Point de vue

Le statut de réfugié politique à l’épreuve de la géostratégie

par JEAN-CLAUDE CUVELIER
Publié le 5 avril 2019 à 19:14 Mise à jour le 8 avril 2019

Au cœur de la Corne de l’Afrique, une région en complet bouleversement géopolitique, Djibouti est considéré comme une plaque tournante logistique pour les puissances navales et militaires du monde. La France y possède sa plus importante base militaire hors Métropole, avec 1450 militaires présents. Mais elle n’y est plus seule.

L’Europe, la Chine, les Etats-Unis, l’Inde, le Japon ou la Russie jouent un rôle qui dépasse la lutte contre les pirateries pour participer à une lutte stratégique entre différentes puissances pour le contrôle des voies maritimes, notamment celles qui vont du détroit de Bab el Mandeb à celui de Malacca. Par ailleurs, le conflit au Yémen et l’islamisme conquérant et vivace en Somalie, donne encore un peu plus d’importance à la place de Djibouti.

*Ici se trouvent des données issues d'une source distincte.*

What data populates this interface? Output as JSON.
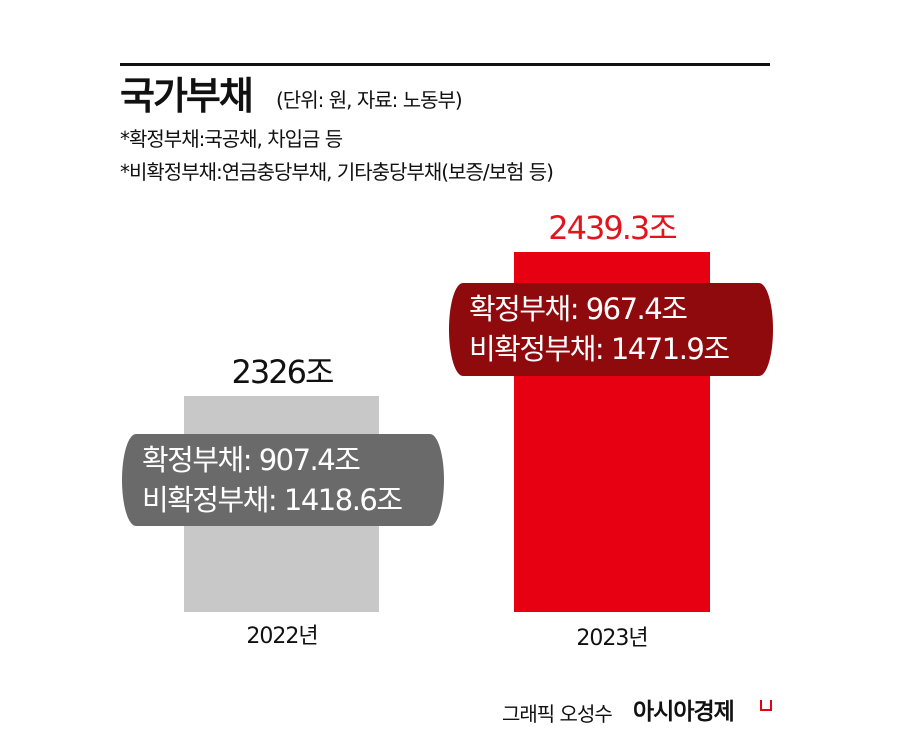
{
  "header": {
    "title": "국가부채",
    "unit_source": "(단위: 원, 자료: 노동부)",
    "notes": [
      "*확정부채:국공채, 차입금 등",
      "*비확정부채:연금충당부채, 기타충당부채(보증/보험 등)"
    ]
  },
  "bars": [
    {
      "year": "2022년",
      "total": "2326조",
      "confirmed": "확정부채: 907.4조",
      "unconfirmed": "비확정부채: 1418.6조",
      "bar_color": "#c8c8c8",
      "pill_color": "#6a6a6a",
      "total_color": "#111111"
    },
    {
      "year": "2023년",
      "total": "2439.3조",
      "confirmed": "확정부채: 967.4조",
      "unconfirmed": "비확정부채: 1471.9조",
      "bar_color": "#e60012",
      "pill_color": "#8e0a0c",
      "total_color": "#e0151e"
    }
  ],
  "footer": {
    "credit": "그래픽 오성수",
    "brand": "아시아경제"
  },
  "chart_data": {
    "type": "bar",
    "title": "국가부채",
    "subtitle": "(단위: 원, 자료: 노동부)",
    "notes": [
      "*확정부채:국공채, 차입금 등",
      "*비확정부채:연금충당부채, 기타충당부채(보증/보험 등)"
    ],
    "categories": [
      "2022년",
      "2023년"
    ],
    "values": [
      2326,
      2439.3
    ],
    "unit": "조",
    "series": [
      {
        "name": "확정부채",
        "values": [
          907.4,
          967.4
        ]
      },
      {
        "name": "비확정부채",
        "values": [
          1418.6,
          1471.9
        ]
      }
    ],
    "colors": [
      "#c8c8c8",
      "#e60012"
    ],
    "xlabel": "",
    "ylabel": "",
    "grid": false,
    "legend": "none"
  }
}
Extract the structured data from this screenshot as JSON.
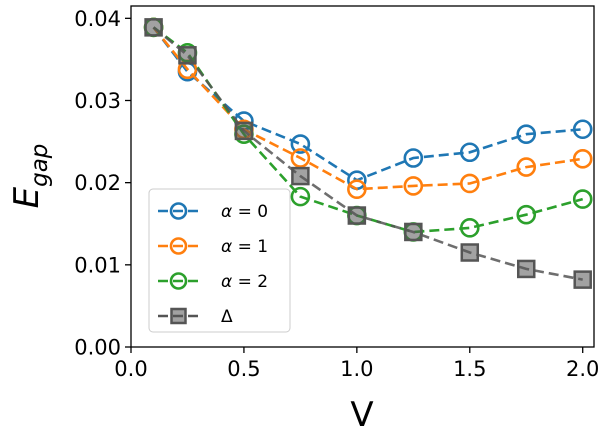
{
  "chart_data": {
    "type": "line",
    "xlabel": "V",
    "ylabel": {
      "base": "E",
      "sub": "gap"
    },
    "xlim": [
      0.0,
      2.05
    ],
    "ylim": [
      0.0,
      0.0415
    ],
    "xticks": [
      0.0,
      0.5,
      1.0,
      1.5,
      2.0
    ],
    "xtick_labels": [
      "0.0",
      "0.5",
      "1.0",
      "1.5",
      "2.0"
    ],
    "yticks": [
      0.0,
      0.01,
      0.02,
      0.03,
      0.04
    ],
    "ytick_labels": [
      "0.00",
      "0.01",
      "0.02",
      "0.03",
      "0.04"
    ],
    "grid": false,
    "legend_position": "lower-left",
    "series": [
      {
        "name": "α = 0",
        "legend_symbol": "α",
        "legend_value": "0",
        "color": "#1f77b4",
        "marker": "circle",
        "x": [
          0.1,
          0.25,
          0.5,
          0.75,
          1.0,
          1.25,
          1.5,
          1.75,
          2.0
        ],
        "y": [
          0.0389,
          0.0335,
          0.0275,
          0.0247,
          0.0203,
          0.023,
          0.0237,
          0.0259,
          0.0265
        ]
      },
      {
        "name": "α = 1",
        "legend_symbol": "α",
        "legend_value": "1",
        "color": "#ff7f0e",
        "marker": "circle",
        "x": [
          0.1,
          0.25,
          0.5,
          0.75,
          1.0,
          1.25,
          1.5,
          1.75,
          2.0
        ],
        "y": [
          0.0389,
          0.0338,
          0.0265,
          0.023,
          0.0192,
          0.0196,
          0.0199,
          0.0219,
          0.0229
        ]
      },
      {
        "name": "α = 2",
        "legend_symbol": "α",
        "legend_value": "2",
        "color": "#2ca02c",
        "marker": "circle",
        "x": [
          0.1,
          0.25,
          0.5,
          0.75,
          1.0,
          1.25,
          1.5,
          1.75,
          2.0
        ],
        "y": [
          0.0389,
          0.0358,
          0.0259,
          0.0183,
          0.016,
          0.014,
          0.0145,
          0.0161,
          0.018
        ]
      },
      {
        "name": "Δ",
        "legend_symbol": "Δ",
        "legend_value": "",
        "color": "#555555",
        "marker": "square",
        "x": [
          0.1,
          0.25,
          0.5,
          0.75,
          1.0,
          1.25,
          1.5,
          1.75,
          2.0
        ],
        "y": [
          0.0389,
          0.0355,
          0.0263,
          0.0208,
          0.016,
          0.014,
          0.0115,
          0.0095,
          0.0082
        ]
      }
    ]
  }
}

Les retombées générées par les bases militaires n’engraissent que Ismaïl Omar Guelleh et sa famille

Les retombées générées par les bases militaires française, américaine, japonaise et chinoise n’engraissent que le dictateur Ismaïl Omar Guelleh, sa famille et quelques rares fidèles, alors que 85 % de la population connaissent une extrême pauvreté. La situation sociale est explosive.

Enjeux géostratégiques

Dans plusieurs quartiers de la capitale, les gens ne mangent pas à leur faim et les habitants des zones rurales sont durement affectés par la sécheresse et par les restrictions alimentaires imposées par le pouvoir. Il s’agit de les punir de leur proximité avec le Front pour la restauration de l’unité et la démocratie (FRUD).

Précisément, le président du FRUD, Mohamed Kadamy, bête noire de la dictature, est en France. Il est protégé par le statut officiel de réfugié politique depuis 2006. À ce titre sa protection est sacrée. Or, quelques semaines avant le voyage officiel du Président français à Djibouti, Mohamed Kadamy a fait l’objet d’une demande de commission rogatoire lancée à son encontre par Djibouti, demandant son extradition, et un juge français a alors décidé sa mise en examen. Osera-t-on parler d’un deal entre les deux procédures sollicité par les manœuvres de la dictature djiboutienne ?

Cette situation est scandaleuse. Les premières manifestations de protestation ont eu lieu à Bruxelles et à Paris. La pression ne doit pas se relâcher sur les autorités françaises

Intervention du député Jean-Paul Lecoq

Mohamed Kadamy a été reçu par Jean-Paul Lecoq, député PCF, membre de la commission des Affaires étrangères, et Sylvie Jan, porte-parole du Comité de suivi, à l’Assemblée nationale.

Jean-Paul Lecocq, député PCF

À l’issue de cette rencontre, Jean-Paul Lecoq s’est dit soucieux «  d’échanger sur le contexte politique de Djibouti » et de «  comprendre cette situation aberrante  ». Il s’est dit « effaré par cette mise en examen au regard de la loi française sur les droits des réfugiés politiques », « inquiet pour le préalable grave que cela signifierait pour tous les réfugiés politiques en France, d’où qu’ils viennent ».

Interpellé, le ministre de la Défense s’est dit soucieux de la séparation des pouvoirs entre l’État et la justice. Jean-Paul Lecoq partage ce souci, mais il a souligné que son propos visait une question d’ordre politique : le droit d’asile, les libertés en France et que ce sont ces droits, au travers du "cas Kadamy" qu’il s’engageait à défendre. Le député a souhaité être informé des évolutions de cette affaire, aussi « d’un point de vue humain », tenant compte des menaces très lourdes qui pèseraient sur la vie de l’opposant djiboutien, au cas où la France accepterait l’extradition.

Protection citoyenne urgente

Mohamed Kadamy a de nouveau été entendu le 28 mars par le juge d’instruction, et cette nouvelle audition a confirmé s’il en était besoin que le dossier est vide. Il est urgent de mettre un terme aux poursuites engagées, en dépit de son statut de réfugié politique. Autant dire que nous devons rester attentif à l’évolution du traitement de ce dossier, et nous devons mettre Mohamed Kadamy sous notre protection citoyenne.